My mother is Japanese. I was raised in Seattle, so my English is stronger than my Japanese. I prefer to write songs in English. When I sing in English, I naturally put my emotions into it, and each word is delivered to the audience with authority. I enunciate as I sing. It's the opposite when I sing in Japanese. If I worry too much about pronunciation, my emotion doesn't come across. So I don't worry about enunciating and concentrate on the emotion.
My parents live in Seattle, so I often come to visit. Whenever I visit, there are new stores to see and restaurants to try. I like walking around Green Lake. But my favorite thing to do is play the grand piano in my parents' house. In Tokyo, all I have is a keyboard.

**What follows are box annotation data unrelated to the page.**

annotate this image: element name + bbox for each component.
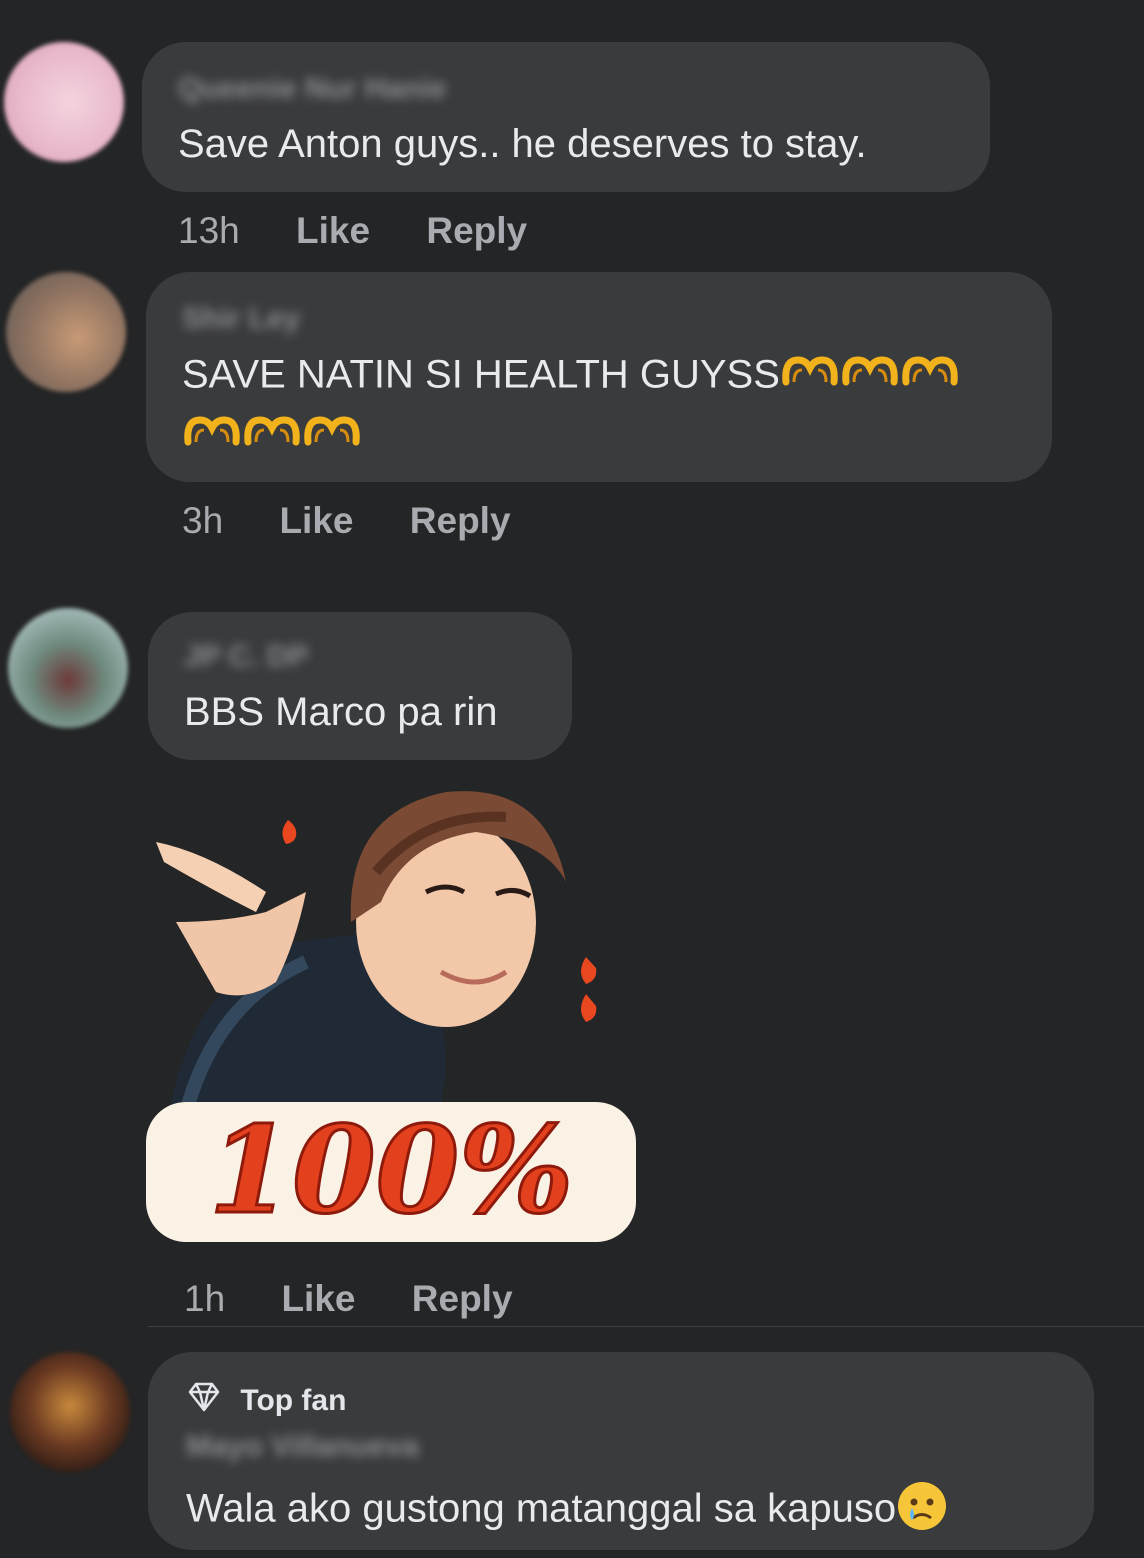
divider	[148, 1326, 1144, 1327]
comment-actions: 1h Like Reply	[184, 1278, 513, 1320]
like-button[interactable]: Like	[296, 210, 370, 251]
crying-face-emoji	[896, 1480, 948, 1542]
reply-button[interactable]: Reply	[426, 210, 527, 251]
sticker-text: 100%	[209, 1100, 574, 1241]
like-button[interactable]: Like	[279, 500, 353, 541]
heart-hands-emoji	[840, 352, 900, 402]
heart-hands-emoji	[242, 412, 302, 462]
top-fan-label: Top fan	[240, 1384, 347, 1417]
comment-actions: 3h Like Reply	[182, 500, 511, 542]
comment-text-emoji-line	[182, 412, 362, 462]
like-button[interactable]: Like	[281, 1278, 355, 1319]
comment-bubble	[148, 612, 572, 760]
heart-hands-emoji	[780, 352, 840, 402]
comment-time: 1h	[184, 1278, 226, 1319]
comment-text-content: Wala ako gustong matanggal sa kapuso	[186, 1486, 897, 1531]
comment-author[interactable]: Shir Ley	[182, 302, 300, 336]
comment-text: SAVE NATIN SI HEALTH GUYSS	[182, 352, 960, 402]
comment-time: 13h	[178, 210, 240, 251]
comment-bubble	[142, 42, 990, 192]
top-fan-badge: Top fan	[186, 1382, 346, 1420]
diamond-icon	[186, 1382, 222, 1420]
avatar[interactable]	[10, 1352, 130, 1472]
comment-text: BBS Marco pa rin	[184, 690, 498, 734]
pointing-character-sticker[interactable]: 100%	[146, 772, 646, 1252]
comment-time: 3h	[182, 500, 224, 541]
heart-hands-emoji	[900, 352, 960, 402]
heart-hands-emoji	[302, 412, 362, 462]
avatar[interactable]	[6, 272, 126, 392]
heart-hands-emoji	[182, 412, 242, 462]
comment-actions: 13h Like Reply	[178, 210, 527, 252]
comment-text-content: SAVE NATIN SI HEALTH GUYSS	[182, 352, 780, 397]
comment-author[interactable]: Queenie Nur Hanie	[178, 72, 446, 106]
comment-text: Wala ako gustong matanggal sa kapuso	[186, 1480, 948, 1542]
avatar[interactable]	[8, 608, 128, 728]
avatar[interactable]	[4, 42, 124, 162]
reply-button[interactable]: Reply	[412, 1278, 513, 1319]
comment-author[interactable]: JP C. DP	[184, 640, 309, 674]
reply-button[interactable]: Reply	[410, 500, 511, 541]
comment-text: Save Anton guys.. he deserves to stay.	[178, 122, 867, 166]
comment-author[interactable]: Mayo Villanueva	[186, 1430, 419, 1464]
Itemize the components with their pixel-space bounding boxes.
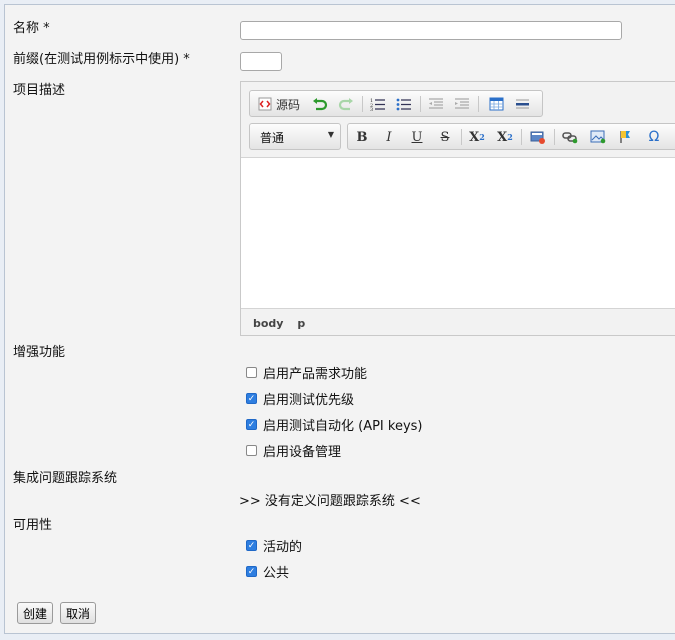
horizontal-rule-button[interactable] (512, 95, 532, 113)
toolbar-separator (521, 129, 522, 145)
availability-label: 可用性 (13, 518, 53, 533)
chevron-down-icon: ▼ (327, 130, 334, 139)
remove-format-icon (530, 131, 545, 144)
remove-format-button[interactable] (528, 128, 548, 146)
prefix-input[interactable] (240, 52, 282, 71)
toolbar-separator (554, 129, 555, 145)
availability-option-label: 活动的 (263, 540, 303, 555)
source-label: 源码 (275, 97, 300, 112)
bulleted-list-icon (396, 98, 411, 111)
create-button[interactable]: 创建 (17, 602, 54, 624)
active-checkbox[interactable]: ✓ 活动的 (246, 536, 302, 555)
decrease-indent-button[interactable] (426, 95, 446, 113)
bold-button[interactable]: B (352, 128, 372, 146)
feature-label: 启用测试自动化 (API keys) (263, 419, 423, 434)
undo-icon (313, 98, 328, 111)
flag-icon (620, 131, 630, 143)
special-char-button[interactable]: Ω (644, 128, 664, 146)
image-button[interactable] (588, 128, 608, 146)
superscript-base: X (497, 129, 508, 145)
redo-icon (338, 98, 353, 111)
checkbox-box[interactable] (246, 445, 257, 456)
strikethrough-button[interactable]: S (435, 128, 455, 146)
toolbar-row-2: B I U S X2 X2 Ω (347, 123, 675, 150)
table-button[interactable] (486, 95, 506, 113)
enhanced-features-label: 增强功能 (13, 345, 66, 360)
toolbar-row-1: 源码 123 (249, 90, 543, 117)
source-icon (258, 97, 272, 111)
project-form-panel: 名称 * 前缀(在测试用例标示中使用) * 项目描述 源码 123 普通 ▼ B… (4, 4, 675, 634)
name-input[interactable] (240, 21, 622, 40)
prefix-label: 前缀(在测试用例标示中使用) * (13, 52, 190, 67)
name-label: 名称 * (13, 21, 50, 36)
redo-button[interactable] (336, 95, 356, 113)
path-item-p[interactable]: p (297, 317, 305, 330)
toolbar-separator (461, 129, 462, 145)
bulleted-list-button[interactable] (394, 95, 414, 113)
feature-requirements-checkbox[interactable]: 启用产品需求功能 (246, 363, 367, 382)
anchor-flag-button[interactable] (616, 128, 636, 146)
subscript-base: X (469, 129, 480, 145)
increase-indent-icon (455, 98, 469, 109)
numbered-list-icon: 123 (370, 98, 385, 111)
element-path-bar: body p (253, 317, 315, 330)
check-icon[interactable]: ✓ (246, 393, 257, 404)
italic-button[interactable]: I (379, 128, 399, 146)
check-icon[interactable]: ✓ (246, 419, 257, 430)
description-label: 项目描述 (13, 83, 66, 98)
underline-button[interactable]: U (407, 128, 427, 146)
feature-inventory-checkbox[interactable]: 启用设备管理 (246, 441, 341, 460)
public-checkbox[interactable]: ✓ 公共 (246, 562, 289, 581)
issue-tracker-label: 集成问题跟踪系统 (13, 471, 118, 486)
feature-label: 启用设备管理 (263, 445, 342, 460)
toolbar-separator (362, 96, 363, 112)
table-icon (489, 97, 503, 111)
checkbox-box[interactable] (246, 367, 257, 378)
undo-button[interactable] (310, 95, 330, 113)
toolbar-separator (420, 96, 421, 112)
link-icon (562, 132, 578, 144)
issue-tracker-value: >> 没有定义问题跟踪系统 << (239, 494, 421, 509)
subscript-button[interactable]: X2 (467, 128, 487, 146)
horizontal-rule-icon (515, 99, 529, 109)
feature-label: 启用测试优先级 (263, 393, 355, 408)
image-icon (590, 130, 606, 144)
toolbar-separator (478, 96, 479, 112)
subscript-mark: 2 (479, 132, 485, 142)
increase-indent-button[interactable] (452, 95, 472, 113)
cancel-button[interactable]: 取消 (60, 602, 97, 624)
format-select-value: 普通 (260, 131, 285, 145)
feature-automation-checkbox[interactable]: ✓ 启用测试自动化 (API keys) (246, 415, 423, 434)
svg-text:3: 3 (370, 107, 373, 111)
feature-label: 启用产品需求功能 (263, 367, 368, 382)
superscript-mark: 2 (507, 132, 513, 142)
superscript-button[interactable]: X2 (495, 128, 515, 146)
feature-priority-checkbox[interactable]: ✓ 启用测试优先级 (246, 389, 354, 408)
rich-text-editor: 源码 123 普通 ▼ B I U S X 2 X 2 Ω body p (240, 81, 675, 336)
decrease-indent-icon (429, 98, 443, 109)
link-button[interactable] (560, 128, 580, 146)
source-button[interactable]: 源码 (253, 95, 305, 113)
availability-option-label: 公共 (263, 566, 290, 581)
numbered-list-button[interactable]: 123 (368, 95, 388, 113)
path-item-body[interactable]: body (253, 317, 283, 330)
format-select[interactable]: 普通 ▼ (249, 123, 341, 150)
check-icon[interactable]: ✓ (246, 540, 257, 551)
editor-content-area[interactable] (241, 157, 675, 309)
check-icon[interactable]: ✓ (246, 566, 257, 577)
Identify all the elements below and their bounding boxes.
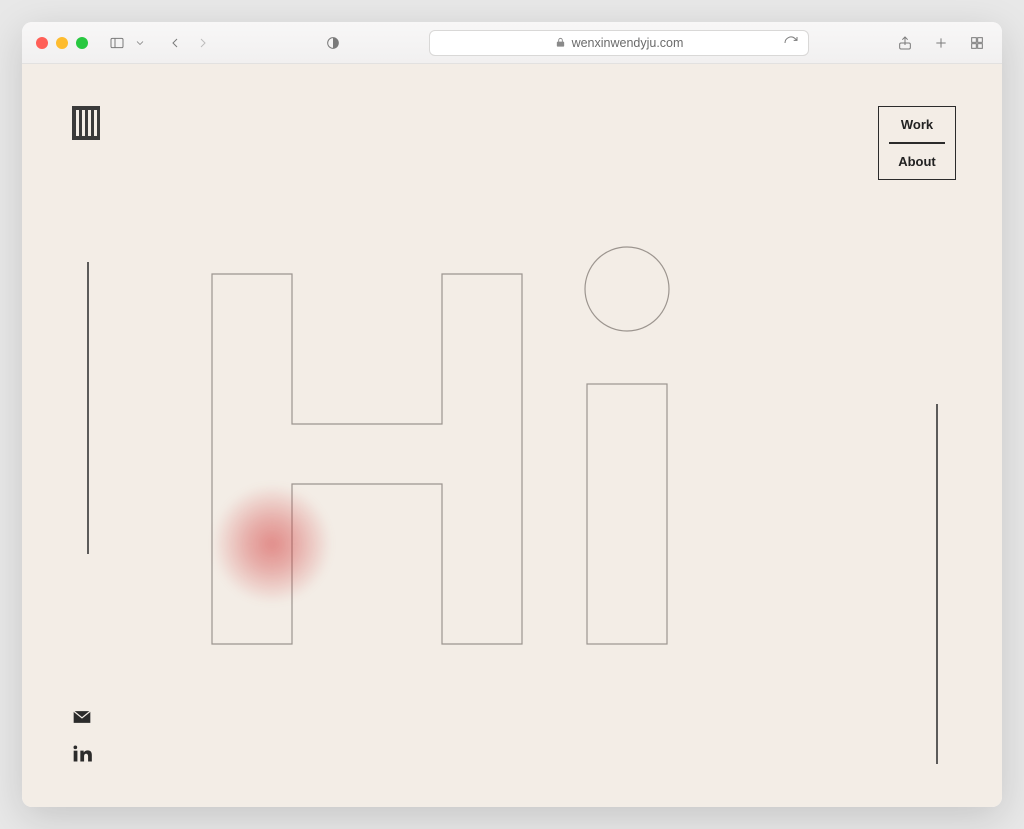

Tokyo is filled with people, and there are lots of live music venues. I can perform shows every week and not get worn down. Each time is different thanks to the audience, the atmosphere of the venue, the accompanying musicians. There are musicians from all over the world. You are expecting a baby. Do you think becoming a mom will change your music?
I'll become a mom soon. Everyone is telling me my life is about to change. (laughs) I can't even imagine how it will all change. But now, when I sing and play the piano, I have the feeling that I'm playing for that baby inside me.
In September, I recorded my next album in Nashville. I included a lullaby for my soon-to-be-born child. In these last few months, my baby has been forming ears. It gives me a strange feeling to think that my baby is hearing music for the first time. Nashville is a conservative place that puts emphasis on the family. There are lots of artists who are raising children. They even bring their family to the studio. In Tokyo or New York, recording is often done at night. In Nashville, it's typically done in the middle of the day. It was refreshing to see that recording would often end by 3pm, when the kids get out of school.
The next album will come out at a leisurely pace sometime next summer. I will continue my event and commercial work, but there is nothing more important to me right now than finding some time to concentrate on writing lyrics and songs.